A winged figure with three horns tucked into the background of Donald Trump‘s AI-generated “Jesus” image has sent conspiracy theorists and biblical scholars into a frenzy online. The image, posted on Truth Social, showed Trump dressed in white robes and a red sash, placing his hands on a sick man while golden light radiated from his body. What most people missed at first glance set off a firestorm of end-times predictions.
Per UNILAD, five figures stand in the clouds behind the main scene. Four appear to be soldiers, but the one in the middle drew immediate attention: it is winged, appears to have no head, and has three spiky horns jutting from its form. Fact-checkers at Snopes noted it may simply be an AI hallucination, the kind of nonsensical visual glitch that AI image generators often produce. The White House did not respond when asked what the figure was supposed to represent.
That explanation did little to stop the speculation. Online, users quickly connected the three-horned figure to a prophecy in Daniel 7, a 2nd century BC passage from the Old Testament. “Three horns subdued in Revelation. That’s what WW3 is about, subduing or destroying three kingdoms, it seems,” one X user wrote. Others were more direct: “The reference to the antichrist was intentional,” claimed another user online.
The image and the backlash
The broader scene in the post leaned heavily on Christian and American nationalist imagery. Time magazine noted it was not the first time Trump had courted controversy with AI-generated content, pointing to past posts that depicted him dressed as the Pope and wearing a crown mocking anti-monarchy protesters. This time, however, the blowback came from his own base.
Former Rep. Marjorie Taylor Greene, whose alliance with Trump fractured last year, called it more than blasphemy. “It’s an Antichrist spirit,” she said in a statement circulated widely online. Conservative activist Riley Gaines said “a little humility” would serve Trump better. Ohio Rep. Warren Davidson called the post “very troubling.” Even Trump’s previous AI Jesus post attracted criticism from Christians across the political spectrum before it was taken down on April 13.
Trump’s response
When reporters pressed Trump outside the White House after the deletion, he pushed back on the religious interpretation entirely. “I viewed that as a picture of me being a doctor,” he said. “You know, as a little fun, playing the doctor and making people better. So that’s what it was viewed as. That’s what most people thought.” In a separate interview with CBS News, he said he pulled the post because he “didn’t want to have anybody be confused,” adding: “People were confused.”

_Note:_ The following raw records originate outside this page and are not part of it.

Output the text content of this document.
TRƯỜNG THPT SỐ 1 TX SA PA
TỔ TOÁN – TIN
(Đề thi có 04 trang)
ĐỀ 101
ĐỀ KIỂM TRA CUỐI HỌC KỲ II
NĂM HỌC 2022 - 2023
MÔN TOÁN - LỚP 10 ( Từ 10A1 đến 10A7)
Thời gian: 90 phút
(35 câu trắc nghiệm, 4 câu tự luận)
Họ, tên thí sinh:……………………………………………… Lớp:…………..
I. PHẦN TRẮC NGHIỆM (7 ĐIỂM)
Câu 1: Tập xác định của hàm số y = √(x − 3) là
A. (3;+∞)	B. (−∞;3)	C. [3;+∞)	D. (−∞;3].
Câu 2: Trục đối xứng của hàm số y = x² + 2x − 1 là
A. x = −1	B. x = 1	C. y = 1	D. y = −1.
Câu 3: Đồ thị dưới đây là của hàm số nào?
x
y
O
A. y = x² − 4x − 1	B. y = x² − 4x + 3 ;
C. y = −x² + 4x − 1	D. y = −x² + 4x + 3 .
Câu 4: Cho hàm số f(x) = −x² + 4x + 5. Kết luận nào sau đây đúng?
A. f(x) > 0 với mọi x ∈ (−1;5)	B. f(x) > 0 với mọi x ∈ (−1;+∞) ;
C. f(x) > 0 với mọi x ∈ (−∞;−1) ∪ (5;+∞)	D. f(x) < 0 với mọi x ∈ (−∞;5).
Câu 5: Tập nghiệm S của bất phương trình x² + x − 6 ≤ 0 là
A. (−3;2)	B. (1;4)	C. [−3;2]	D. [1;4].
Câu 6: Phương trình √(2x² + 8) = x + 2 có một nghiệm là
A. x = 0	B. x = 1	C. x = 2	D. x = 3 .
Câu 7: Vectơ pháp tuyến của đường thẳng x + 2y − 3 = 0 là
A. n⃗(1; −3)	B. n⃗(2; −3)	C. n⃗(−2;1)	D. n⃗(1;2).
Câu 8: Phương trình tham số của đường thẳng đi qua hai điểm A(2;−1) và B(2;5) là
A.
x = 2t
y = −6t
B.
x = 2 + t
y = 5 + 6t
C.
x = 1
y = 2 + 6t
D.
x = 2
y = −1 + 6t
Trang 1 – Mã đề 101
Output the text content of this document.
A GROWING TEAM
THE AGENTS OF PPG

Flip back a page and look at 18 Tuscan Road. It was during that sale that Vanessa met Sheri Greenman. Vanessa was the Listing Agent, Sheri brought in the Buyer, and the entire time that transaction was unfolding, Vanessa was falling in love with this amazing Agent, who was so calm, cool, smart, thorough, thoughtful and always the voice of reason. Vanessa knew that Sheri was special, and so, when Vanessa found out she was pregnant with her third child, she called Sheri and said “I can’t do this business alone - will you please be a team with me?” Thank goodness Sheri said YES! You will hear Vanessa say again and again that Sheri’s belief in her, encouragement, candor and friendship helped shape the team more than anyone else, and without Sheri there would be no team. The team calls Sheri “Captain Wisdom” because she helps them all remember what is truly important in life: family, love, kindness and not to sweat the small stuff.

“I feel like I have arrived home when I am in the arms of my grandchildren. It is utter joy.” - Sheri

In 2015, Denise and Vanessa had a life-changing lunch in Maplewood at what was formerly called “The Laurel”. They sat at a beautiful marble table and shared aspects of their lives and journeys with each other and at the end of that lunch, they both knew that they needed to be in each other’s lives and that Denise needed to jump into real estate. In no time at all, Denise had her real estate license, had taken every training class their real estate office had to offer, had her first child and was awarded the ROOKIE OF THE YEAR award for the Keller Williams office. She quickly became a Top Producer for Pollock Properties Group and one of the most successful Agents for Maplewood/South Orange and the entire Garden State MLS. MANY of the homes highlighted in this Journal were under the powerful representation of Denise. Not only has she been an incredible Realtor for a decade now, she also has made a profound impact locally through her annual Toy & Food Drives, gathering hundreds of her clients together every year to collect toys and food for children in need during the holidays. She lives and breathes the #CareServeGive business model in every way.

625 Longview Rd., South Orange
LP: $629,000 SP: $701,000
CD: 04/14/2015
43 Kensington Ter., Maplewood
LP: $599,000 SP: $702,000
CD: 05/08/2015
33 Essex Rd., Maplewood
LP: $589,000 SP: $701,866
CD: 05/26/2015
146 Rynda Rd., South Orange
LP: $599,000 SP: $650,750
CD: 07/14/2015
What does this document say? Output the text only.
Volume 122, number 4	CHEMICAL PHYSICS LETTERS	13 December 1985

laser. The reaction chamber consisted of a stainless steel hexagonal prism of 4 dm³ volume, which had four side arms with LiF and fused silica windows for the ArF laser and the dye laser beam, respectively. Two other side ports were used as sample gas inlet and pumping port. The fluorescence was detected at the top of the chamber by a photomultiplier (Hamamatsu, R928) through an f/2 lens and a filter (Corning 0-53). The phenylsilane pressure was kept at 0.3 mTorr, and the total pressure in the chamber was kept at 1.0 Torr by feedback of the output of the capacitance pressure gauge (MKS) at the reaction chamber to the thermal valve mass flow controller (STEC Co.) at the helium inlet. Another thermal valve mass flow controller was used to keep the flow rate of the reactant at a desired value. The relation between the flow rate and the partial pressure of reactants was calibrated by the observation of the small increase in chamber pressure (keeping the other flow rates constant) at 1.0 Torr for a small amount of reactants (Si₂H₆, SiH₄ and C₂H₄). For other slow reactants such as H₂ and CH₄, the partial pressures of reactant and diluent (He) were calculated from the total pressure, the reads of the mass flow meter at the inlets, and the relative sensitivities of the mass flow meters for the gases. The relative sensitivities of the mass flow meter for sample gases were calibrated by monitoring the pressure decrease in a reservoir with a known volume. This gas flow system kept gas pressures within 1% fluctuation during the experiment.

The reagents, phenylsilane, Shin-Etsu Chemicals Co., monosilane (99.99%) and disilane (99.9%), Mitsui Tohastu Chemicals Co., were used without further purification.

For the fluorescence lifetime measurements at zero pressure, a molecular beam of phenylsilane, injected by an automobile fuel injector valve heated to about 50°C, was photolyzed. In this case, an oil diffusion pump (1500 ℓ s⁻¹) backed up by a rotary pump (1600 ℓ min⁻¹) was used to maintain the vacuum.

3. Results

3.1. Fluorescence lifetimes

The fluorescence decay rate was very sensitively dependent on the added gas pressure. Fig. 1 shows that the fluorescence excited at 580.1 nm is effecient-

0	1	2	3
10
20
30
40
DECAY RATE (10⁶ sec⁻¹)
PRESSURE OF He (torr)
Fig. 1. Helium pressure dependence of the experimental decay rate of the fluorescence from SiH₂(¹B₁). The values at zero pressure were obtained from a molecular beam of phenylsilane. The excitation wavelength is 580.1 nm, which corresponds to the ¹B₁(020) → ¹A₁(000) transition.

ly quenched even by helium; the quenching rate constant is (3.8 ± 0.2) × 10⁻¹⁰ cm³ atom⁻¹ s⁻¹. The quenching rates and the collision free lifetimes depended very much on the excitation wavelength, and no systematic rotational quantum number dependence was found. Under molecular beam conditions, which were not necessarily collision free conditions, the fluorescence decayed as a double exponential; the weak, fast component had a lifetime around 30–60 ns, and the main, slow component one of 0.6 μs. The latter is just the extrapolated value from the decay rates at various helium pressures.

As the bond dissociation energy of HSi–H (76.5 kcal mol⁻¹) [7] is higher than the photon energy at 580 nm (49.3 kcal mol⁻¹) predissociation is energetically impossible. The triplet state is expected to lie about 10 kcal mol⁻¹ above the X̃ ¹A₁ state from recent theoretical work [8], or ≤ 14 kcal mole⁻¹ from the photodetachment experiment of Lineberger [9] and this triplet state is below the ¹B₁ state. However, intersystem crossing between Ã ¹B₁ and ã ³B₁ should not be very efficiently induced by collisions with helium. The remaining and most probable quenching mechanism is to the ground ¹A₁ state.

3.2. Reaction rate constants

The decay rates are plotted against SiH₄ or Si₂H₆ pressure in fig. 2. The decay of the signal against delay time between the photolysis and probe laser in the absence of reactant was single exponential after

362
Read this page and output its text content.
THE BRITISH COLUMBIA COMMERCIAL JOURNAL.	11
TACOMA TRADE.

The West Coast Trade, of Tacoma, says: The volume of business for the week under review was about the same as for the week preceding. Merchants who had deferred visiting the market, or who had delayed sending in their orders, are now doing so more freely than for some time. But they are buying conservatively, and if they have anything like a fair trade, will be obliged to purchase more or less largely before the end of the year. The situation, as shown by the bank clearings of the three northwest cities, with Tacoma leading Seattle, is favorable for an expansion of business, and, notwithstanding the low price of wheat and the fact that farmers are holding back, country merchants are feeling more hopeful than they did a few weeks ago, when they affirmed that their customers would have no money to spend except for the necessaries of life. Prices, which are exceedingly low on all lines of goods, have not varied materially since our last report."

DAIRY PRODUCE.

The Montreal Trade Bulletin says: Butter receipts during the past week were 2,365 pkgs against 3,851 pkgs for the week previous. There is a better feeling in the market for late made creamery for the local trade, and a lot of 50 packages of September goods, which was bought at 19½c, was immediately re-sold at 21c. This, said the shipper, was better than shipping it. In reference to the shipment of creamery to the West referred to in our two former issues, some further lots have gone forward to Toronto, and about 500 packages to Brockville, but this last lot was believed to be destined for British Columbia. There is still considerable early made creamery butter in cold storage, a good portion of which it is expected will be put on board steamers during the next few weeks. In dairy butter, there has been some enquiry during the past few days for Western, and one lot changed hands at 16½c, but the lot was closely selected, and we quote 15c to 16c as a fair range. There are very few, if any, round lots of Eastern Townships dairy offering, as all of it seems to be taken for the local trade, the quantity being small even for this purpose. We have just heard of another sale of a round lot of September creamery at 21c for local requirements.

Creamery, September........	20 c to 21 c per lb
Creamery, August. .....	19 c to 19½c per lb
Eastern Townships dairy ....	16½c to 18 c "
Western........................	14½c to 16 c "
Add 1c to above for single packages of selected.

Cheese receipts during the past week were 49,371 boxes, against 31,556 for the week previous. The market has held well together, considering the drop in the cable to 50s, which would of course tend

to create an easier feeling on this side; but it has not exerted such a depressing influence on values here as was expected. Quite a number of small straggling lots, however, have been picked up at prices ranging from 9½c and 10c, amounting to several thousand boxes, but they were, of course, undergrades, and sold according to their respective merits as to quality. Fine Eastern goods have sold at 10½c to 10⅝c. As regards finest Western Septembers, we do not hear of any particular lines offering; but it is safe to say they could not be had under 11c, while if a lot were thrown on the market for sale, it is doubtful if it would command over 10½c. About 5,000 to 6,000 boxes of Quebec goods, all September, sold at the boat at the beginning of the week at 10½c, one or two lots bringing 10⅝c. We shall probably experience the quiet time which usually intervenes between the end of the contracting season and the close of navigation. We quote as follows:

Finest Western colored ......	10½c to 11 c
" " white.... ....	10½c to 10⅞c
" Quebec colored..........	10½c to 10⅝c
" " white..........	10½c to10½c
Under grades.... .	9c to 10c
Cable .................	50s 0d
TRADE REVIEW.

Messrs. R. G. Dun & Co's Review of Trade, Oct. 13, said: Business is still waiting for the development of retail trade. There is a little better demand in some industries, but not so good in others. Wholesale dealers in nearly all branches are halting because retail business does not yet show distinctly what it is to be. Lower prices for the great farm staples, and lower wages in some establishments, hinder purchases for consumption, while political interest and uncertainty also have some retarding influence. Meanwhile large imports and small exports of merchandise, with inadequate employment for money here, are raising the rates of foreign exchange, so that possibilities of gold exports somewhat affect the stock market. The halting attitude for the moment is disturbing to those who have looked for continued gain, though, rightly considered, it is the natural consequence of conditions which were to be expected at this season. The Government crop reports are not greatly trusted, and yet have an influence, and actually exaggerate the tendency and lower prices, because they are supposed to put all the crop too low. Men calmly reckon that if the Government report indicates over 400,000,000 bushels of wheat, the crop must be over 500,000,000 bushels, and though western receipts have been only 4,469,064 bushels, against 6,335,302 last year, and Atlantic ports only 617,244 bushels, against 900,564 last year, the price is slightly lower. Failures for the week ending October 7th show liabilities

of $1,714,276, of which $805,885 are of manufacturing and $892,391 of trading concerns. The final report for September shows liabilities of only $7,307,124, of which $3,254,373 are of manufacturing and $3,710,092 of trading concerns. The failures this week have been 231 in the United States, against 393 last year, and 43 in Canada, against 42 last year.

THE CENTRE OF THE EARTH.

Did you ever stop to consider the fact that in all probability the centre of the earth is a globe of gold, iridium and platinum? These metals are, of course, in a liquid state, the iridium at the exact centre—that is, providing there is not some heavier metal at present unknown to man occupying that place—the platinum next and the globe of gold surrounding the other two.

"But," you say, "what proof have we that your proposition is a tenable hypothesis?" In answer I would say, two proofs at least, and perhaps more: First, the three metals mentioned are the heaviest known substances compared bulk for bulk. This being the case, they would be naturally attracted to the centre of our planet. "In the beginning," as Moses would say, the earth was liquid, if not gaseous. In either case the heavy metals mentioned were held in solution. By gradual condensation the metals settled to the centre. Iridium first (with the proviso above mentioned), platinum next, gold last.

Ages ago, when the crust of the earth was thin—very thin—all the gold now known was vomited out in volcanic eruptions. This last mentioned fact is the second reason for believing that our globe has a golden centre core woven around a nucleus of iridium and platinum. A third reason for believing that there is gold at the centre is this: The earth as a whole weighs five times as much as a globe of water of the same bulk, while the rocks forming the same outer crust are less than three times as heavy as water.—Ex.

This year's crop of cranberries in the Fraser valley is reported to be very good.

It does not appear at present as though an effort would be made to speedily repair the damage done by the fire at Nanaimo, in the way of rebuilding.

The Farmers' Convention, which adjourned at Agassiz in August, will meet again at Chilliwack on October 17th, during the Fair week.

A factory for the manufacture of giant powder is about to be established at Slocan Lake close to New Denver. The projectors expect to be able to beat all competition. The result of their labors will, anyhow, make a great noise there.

Vice President J.D. Vance offered his own spin. “I think the President was posting a joke,” Vance said Monday, per Time. “Of course, he took it down because he recognized a lot of people weren’t understanding his humor in that case.”
The Pope and fresh fuel for the fire
The controversy did not end when the original post came down. On April 15, Trump shared another AI image on Truth Social, this one showing Jesus hugging him, with the caption: “The Radical Left Lunatics might not like this, but I think it is quite nice!!!” The original deleted post also arrived in the middle of Trump’s public dispute with Pope Leo XIV, who had called on his followers to reject “the idolatry of self and money” in response to the Trump administration’s actions in the Middle East. Trump called the American-born pontiff “weak on crime” in response.
As Keir Starmer has pushed back on Trump’s pressure over Iran, the online noise around the Jesus posts underscores just how combustible the intersection of Trump, religion, and AI imagery has become heading further into 2026.